Dr. Mintzberg is a distinguished contemporary management author whose work is widely disseminated. Over more than 30 years, he has written extensively on management, the structuring of organizations and the strategy planning process. He is the author or co-author of seven books, including The Rise and Fall of Strategic Planning, which won the best book award from the Academy of Management in 1995.
Dr. Mintzberg has devoted his career to observing and understanding how people actually manage their organizations. He remains at the forefront of research into strategic development and managerial practice because of his powerful insight into the field. Indeed, his vision continues to be as relevant in the new economy as it was when he began.
Some of these ideas are shaping today's corporate functioning, ideas such as: Leadership cannot exist in the absence of potential and experience. Top managers must know their businesses intimately - unlike so many today who parachute from industry to industry. Mid-level managers should step out of their offices and talk to customers-rather than relying on reports from underlings. And junior employees should feel free to act creatively. Effective leadership is low key, engaging and interactive.

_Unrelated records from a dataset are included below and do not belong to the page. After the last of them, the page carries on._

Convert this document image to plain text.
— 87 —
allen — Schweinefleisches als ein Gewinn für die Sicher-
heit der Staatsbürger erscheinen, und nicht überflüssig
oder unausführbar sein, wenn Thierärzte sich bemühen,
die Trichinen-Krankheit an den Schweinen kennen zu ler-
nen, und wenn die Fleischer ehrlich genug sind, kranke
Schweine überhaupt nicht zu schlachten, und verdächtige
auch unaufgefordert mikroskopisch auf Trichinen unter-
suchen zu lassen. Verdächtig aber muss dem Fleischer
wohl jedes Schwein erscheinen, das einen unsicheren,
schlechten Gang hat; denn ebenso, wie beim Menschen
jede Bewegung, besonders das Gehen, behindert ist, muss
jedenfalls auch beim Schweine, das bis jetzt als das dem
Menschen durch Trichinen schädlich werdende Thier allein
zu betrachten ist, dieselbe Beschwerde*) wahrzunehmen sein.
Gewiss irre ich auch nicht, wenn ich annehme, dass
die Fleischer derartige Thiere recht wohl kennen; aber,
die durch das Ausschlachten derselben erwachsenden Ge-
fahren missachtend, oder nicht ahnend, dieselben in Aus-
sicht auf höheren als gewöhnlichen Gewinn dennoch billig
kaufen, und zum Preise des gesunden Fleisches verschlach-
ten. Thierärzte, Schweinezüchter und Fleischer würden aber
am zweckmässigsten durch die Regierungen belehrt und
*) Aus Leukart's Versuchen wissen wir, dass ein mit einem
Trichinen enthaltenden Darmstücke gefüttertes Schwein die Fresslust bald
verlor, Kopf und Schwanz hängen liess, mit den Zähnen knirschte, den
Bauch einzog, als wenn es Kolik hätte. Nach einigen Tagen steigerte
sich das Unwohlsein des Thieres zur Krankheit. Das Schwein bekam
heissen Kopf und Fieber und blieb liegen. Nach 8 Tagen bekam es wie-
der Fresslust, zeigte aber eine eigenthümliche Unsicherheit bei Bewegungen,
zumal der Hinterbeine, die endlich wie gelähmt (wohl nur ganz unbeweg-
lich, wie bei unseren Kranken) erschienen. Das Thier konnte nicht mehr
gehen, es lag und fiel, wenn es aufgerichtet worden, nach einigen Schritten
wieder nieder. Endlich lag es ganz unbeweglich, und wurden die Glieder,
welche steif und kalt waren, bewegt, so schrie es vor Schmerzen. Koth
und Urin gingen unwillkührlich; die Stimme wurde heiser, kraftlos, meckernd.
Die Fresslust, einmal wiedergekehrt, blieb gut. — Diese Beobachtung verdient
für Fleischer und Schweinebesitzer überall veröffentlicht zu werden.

Effective strategies are not hatched by top management, but emerge when an organizations culture promotes learning and the free flow of information across all levels.
Dr. Mintzberg demonstrates that effective strategic management today relies on ideas and practices that originate from collaborative contact, competition and confrontation, from rethinking old ideas, as well as from sheer creativity. His current research interests include the interpersonal, informational and decisional roles of managers, the process of strategy formation, and the impact of design on organizations.
Dr. Mintzberg was the first Fellow to be elected to the Royal Society of Canada from the field of management. He became an Officer of the Order of Canada in 1997. He is a recipient of the 1996 Léon-Gérin Prix du Québec, and two-time recipient of the McKinsey Prize awarded by the Harvard Business Review. Dr. Mintzberg is past president of the Strategic Management Society, an organization which he helped found.
Mr. Chancellor, on behalf of Senate and the Board of Governors, it is my privilege and an honour to present to you Dr. Henry Mintzberg, so that you may confer upon him the degree of Doctor of Laws, honoris causa.